En febrero fueron encontradas otras dos planeadoras vacías pero con los depósitos llenos de combustible y en marzo un semisumergible en la zona

Hallan una nueva narcolancha en la playa gallega de Nemiña, famosa por “pertenecer” al clan de los Lulús

El Cierre Digital en Narcolancha encontrada en la playa gallega de Nemiña.
Narcolancha encontrada en la playa gallega de Nemiña.
Encuentran en la playa de Nemiña (Muxía) una tercera narcolancha. Fuentes de las Fuerzas y Cuerpos de Seguridad del Estado explican a elcierredigital.com que ya había sido vista “trabajando en la ría cuando se hallaron las otras dos planeadoras” en el mes de febrero. La playa de Nemiña es conocida dentro del mundo de narcotráfico por ser una de las playas de actuación del famoso clan de los Lulús.
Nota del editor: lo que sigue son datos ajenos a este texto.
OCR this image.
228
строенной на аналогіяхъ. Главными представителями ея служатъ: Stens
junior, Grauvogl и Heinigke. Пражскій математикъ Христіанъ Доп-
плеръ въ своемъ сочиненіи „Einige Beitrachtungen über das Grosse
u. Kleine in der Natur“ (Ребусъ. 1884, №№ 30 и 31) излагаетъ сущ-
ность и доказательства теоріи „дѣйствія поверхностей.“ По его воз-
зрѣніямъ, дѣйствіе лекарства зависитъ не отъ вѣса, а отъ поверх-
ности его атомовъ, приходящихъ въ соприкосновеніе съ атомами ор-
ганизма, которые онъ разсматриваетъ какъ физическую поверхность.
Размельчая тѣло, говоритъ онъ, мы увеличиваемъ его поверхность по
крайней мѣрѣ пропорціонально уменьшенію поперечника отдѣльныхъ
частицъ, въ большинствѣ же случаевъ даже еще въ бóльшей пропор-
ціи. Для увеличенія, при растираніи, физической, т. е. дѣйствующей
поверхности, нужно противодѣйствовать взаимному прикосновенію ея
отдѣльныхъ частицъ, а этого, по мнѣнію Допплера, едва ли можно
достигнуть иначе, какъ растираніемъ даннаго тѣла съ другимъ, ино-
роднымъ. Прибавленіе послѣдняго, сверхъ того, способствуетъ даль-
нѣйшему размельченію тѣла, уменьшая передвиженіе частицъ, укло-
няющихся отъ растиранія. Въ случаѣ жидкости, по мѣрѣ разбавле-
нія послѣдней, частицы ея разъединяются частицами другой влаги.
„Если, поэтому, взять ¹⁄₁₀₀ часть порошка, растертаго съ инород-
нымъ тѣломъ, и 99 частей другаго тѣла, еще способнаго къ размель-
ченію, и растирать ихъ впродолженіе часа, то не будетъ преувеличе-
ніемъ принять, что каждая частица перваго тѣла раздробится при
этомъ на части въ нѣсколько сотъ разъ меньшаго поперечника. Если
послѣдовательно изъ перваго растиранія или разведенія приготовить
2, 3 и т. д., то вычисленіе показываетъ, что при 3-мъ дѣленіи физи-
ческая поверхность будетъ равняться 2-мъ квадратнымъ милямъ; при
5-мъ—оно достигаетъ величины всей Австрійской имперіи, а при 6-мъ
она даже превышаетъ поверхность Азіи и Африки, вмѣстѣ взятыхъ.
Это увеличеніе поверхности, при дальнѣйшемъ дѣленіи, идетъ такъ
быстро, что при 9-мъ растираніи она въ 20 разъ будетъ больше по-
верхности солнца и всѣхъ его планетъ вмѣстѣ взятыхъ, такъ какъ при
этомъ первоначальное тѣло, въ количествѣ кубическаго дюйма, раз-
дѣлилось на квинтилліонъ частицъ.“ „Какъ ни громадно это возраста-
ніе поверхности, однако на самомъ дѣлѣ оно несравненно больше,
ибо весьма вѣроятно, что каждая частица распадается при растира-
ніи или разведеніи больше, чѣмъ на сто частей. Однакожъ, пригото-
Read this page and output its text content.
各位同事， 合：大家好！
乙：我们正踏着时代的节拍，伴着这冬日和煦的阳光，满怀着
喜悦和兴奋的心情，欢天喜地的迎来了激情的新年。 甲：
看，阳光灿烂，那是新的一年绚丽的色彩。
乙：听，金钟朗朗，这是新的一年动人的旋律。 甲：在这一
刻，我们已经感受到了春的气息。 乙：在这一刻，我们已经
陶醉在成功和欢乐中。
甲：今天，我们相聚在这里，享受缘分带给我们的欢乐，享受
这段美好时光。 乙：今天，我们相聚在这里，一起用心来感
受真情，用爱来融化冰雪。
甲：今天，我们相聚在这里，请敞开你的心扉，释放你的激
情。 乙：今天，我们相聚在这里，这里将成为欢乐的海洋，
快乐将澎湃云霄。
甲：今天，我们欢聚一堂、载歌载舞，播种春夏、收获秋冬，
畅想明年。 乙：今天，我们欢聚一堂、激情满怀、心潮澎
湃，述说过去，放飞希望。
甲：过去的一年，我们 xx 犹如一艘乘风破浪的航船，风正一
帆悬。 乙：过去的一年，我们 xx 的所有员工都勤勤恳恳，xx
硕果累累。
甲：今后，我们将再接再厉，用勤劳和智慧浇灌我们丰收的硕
El pasado jueves 23 de marzo apareció varada en la playa gallega de Nemiña (en la localidad de Muxía) la tercera narcolancha —también llamada planeadora— hallada en Galicia en poco más de un mes. Las dos primeras se encontraron, también varadas, en las playas de Espiñeirido y O Vilar (en los municipios de Ribeira y Porto do Son) el pasado 22 de febrero. La narcolancha, según informan fuentes de las Fuerzas y Cuerpos de Seguridad del Estado a elcierredigital.com, ya había sido vista “trabajando en la ría cuando se hallaron las otras dos planeadoras”.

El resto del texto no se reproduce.